En faisant allusion ici au Non-Être, nous touchons à une autre signification du zéro, toute différente de celles que nous venons d’envisager, et qui est d’ailleurs la plus importante au point de vue de son symbolisme métaphysique ; mais, à cet égard, il est nécessaire, pour éviter toute confusion entre le symbole et ce qu’il représente, de bien préciser que le Zéro métaphysique, qui est le Non-Être, n’est pas plus le zéro de quantité que l’Unité métaphysique, qui est l’Être, n’est l’unité arithmétique ; ce qui est ainsi désigné par ces termes ne peut l’être que par transposition analogique, puisque, dès lors qu’on se place dans l’Universel, on est évidemment au delà de tout domaine spécial comme celui de la quantité. Ce n’est d’ailleurs pas en tant qu’il représente l’indéfiniment petit que le zéro peut, par une telle transposition, être pris comme symbole du Non-Être, mais en tant que, suivant son acception mathématique la plus rigoureuse, il représente l’absence de quantité, qui en effet symbolise dans son ordre la possibilité de non-manifestation, de même que l’unité symbolise la possibilité de manifestation, étant le point de départ de la multiplicité indéfinie des nombres comme l’Être est le principe de toute manifestation(5).
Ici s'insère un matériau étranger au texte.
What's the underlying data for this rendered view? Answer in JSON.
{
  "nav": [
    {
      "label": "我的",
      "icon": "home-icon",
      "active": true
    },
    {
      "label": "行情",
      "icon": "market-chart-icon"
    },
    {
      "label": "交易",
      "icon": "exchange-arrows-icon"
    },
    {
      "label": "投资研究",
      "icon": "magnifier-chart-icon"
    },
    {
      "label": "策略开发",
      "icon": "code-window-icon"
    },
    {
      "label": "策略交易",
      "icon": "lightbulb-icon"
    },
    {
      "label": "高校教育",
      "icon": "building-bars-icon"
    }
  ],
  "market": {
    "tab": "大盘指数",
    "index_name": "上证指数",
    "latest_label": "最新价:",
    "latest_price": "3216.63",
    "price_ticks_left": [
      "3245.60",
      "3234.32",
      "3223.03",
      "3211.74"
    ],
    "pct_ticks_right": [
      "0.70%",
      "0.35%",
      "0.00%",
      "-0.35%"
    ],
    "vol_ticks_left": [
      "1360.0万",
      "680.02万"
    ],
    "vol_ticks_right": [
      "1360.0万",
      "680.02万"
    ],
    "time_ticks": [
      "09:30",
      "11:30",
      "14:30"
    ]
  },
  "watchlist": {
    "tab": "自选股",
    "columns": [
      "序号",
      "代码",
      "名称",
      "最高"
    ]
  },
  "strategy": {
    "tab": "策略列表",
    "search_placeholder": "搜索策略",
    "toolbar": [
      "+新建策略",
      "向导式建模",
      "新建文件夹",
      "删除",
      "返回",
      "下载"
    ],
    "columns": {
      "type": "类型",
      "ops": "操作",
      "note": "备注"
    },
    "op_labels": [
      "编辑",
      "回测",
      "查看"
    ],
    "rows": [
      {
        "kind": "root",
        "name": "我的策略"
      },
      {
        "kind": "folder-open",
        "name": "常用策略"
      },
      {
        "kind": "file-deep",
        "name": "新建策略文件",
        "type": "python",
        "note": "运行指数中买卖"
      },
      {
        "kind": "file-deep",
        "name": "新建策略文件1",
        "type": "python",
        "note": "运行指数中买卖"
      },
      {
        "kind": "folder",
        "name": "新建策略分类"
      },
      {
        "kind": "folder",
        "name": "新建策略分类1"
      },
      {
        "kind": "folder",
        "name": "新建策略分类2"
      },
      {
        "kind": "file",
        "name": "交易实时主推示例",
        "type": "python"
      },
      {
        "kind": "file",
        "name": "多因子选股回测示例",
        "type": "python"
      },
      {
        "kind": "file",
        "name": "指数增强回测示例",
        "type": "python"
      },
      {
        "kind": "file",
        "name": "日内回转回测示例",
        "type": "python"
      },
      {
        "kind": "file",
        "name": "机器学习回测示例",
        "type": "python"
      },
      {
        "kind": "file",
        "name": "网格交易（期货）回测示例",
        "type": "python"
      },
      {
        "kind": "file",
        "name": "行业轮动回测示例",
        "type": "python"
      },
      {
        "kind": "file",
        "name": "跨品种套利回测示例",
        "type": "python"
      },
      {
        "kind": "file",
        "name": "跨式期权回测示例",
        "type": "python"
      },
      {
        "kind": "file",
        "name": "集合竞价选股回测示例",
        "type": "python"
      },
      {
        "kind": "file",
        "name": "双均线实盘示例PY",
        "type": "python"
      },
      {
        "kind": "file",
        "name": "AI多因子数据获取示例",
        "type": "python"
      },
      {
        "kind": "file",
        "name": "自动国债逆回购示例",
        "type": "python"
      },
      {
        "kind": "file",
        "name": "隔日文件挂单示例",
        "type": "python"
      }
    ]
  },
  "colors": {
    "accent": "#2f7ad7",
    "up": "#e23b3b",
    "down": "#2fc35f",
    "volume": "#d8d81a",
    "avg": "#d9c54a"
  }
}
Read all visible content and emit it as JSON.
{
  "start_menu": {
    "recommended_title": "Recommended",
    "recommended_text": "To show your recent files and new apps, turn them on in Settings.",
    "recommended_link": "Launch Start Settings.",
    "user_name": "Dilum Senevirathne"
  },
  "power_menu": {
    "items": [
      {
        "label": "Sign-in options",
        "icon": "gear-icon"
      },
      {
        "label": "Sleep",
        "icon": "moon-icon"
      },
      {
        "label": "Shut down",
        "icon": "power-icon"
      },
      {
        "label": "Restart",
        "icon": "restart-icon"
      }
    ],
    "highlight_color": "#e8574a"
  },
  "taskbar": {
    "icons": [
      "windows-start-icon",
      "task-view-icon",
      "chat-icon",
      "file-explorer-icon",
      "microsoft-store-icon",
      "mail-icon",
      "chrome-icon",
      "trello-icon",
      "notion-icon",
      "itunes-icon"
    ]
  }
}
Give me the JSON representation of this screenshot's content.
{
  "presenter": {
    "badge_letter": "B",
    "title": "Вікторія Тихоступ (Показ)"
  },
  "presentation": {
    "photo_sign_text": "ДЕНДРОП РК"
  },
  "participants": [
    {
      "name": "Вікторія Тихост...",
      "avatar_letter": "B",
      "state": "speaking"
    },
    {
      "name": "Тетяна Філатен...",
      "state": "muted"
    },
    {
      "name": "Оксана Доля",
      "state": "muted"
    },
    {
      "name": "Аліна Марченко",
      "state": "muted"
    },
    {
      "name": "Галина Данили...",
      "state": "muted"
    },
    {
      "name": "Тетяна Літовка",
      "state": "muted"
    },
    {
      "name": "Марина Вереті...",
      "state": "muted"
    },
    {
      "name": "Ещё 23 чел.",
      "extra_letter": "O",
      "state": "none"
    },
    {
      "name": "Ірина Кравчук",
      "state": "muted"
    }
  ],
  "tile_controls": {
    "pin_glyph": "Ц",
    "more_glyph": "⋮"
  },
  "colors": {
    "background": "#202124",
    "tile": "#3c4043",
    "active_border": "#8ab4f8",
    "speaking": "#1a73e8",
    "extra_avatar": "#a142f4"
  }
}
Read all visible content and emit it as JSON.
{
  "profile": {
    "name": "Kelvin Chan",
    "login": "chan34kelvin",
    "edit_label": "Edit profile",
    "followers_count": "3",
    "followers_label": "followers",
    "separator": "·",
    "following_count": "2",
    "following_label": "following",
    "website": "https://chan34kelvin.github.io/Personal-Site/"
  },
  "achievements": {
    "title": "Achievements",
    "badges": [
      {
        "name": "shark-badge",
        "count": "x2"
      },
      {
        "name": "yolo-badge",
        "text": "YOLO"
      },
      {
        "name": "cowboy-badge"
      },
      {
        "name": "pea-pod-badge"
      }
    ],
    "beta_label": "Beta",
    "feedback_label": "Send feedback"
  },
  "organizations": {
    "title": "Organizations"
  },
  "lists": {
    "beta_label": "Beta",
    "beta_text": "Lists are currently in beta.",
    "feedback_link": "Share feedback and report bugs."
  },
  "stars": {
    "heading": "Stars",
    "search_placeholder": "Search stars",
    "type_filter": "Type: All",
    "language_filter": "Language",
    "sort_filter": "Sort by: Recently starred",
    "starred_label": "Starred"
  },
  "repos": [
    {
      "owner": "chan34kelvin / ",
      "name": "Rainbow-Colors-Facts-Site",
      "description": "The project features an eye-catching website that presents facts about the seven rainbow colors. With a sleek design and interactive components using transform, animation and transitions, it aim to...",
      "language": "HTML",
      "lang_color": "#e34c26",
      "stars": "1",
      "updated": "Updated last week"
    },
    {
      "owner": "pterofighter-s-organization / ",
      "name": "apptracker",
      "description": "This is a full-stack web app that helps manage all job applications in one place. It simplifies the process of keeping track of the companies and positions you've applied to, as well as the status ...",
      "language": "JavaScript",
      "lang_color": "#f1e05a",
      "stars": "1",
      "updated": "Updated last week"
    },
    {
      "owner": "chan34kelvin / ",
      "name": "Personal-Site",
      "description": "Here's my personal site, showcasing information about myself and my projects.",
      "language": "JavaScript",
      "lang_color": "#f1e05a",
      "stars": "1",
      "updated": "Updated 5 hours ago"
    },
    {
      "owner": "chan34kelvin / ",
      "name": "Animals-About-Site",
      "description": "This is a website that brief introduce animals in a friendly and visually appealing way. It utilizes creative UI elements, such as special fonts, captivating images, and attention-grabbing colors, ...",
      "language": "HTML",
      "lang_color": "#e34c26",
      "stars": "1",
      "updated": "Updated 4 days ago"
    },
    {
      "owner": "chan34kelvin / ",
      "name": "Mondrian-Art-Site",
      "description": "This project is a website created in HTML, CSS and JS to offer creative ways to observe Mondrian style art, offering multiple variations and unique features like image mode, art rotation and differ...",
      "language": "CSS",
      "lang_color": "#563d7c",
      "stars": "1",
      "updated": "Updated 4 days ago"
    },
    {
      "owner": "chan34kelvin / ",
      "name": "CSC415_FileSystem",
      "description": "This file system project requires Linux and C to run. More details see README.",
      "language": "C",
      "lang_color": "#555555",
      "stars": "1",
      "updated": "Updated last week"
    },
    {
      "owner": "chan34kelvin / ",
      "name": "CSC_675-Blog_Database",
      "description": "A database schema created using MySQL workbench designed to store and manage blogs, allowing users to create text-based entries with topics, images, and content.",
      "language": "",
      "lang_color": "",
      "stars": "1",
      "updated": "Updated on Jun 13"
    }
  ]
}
Ceci nous conduit encore à remarquer que, de quelque façon qu’on envisage le zéro, il ne saurait en tout cas être pris pour un pur néant, qui ne correspond métaphysiquement qu’à l’impossibilité, et qui d’ailleurs ne peut logiquement être représenté par rien. Cela est trop évident lorsqu’il s’agit de l’indéfiniment petit ; il est vrai que ce n’est là, si l’on veut, qu’un sens dérivé, dû, comme nous le disions tout à l’heure, à une sorte d’assimilation approximative d’une quantité négligeable pour nous à l’absence de toute quantité ; mais, en ce qui concerne l’absence même de quantité, ce qui est nul sous ce rapport peut fort bien ne point l’être sous d’autres rapports, comme on le voit clairement par un exemple comme celui du point, qui, étant indivisible, est par là même inétendu, c’est-à-dire spatialement nul(6), mais qui n’en est pas moins, ainsi que nous l’avons exposé ailleurs, le principe même de toute l’étendue(7). Il est d’ailleurs vraiment étrange que les mathématiciens aient généralement l’habitude d’envisager le zéro comme un pur néant, et que cependant il leur soit impossible de ne pas le regarder en même temps comme doué d’une puissance indéfinie, puisque, placé à la droite d’un autre chiffre dit « significatif », il contribue à former la représentation d’un nombre qui, par la répétition de ce même zéro, peut croître indéfiniment, comme il en est, par exemple, dans le cas du nombre dix et de ses puissances successives. Si réellement le zéro n’était qu’un pur néant, il ne pourrait pas en être ainsi, et même, à vrai dire, il ne serait alors qu’un signe inutile, entièrement dépourvu de toute valeur effective ; il y a donc là, dans les conceptions mathématiques modernes, encore une autre inconséquence à ajouter à toutes celles que nous avons déjà eu l’occasion de signaler jusqu’ici.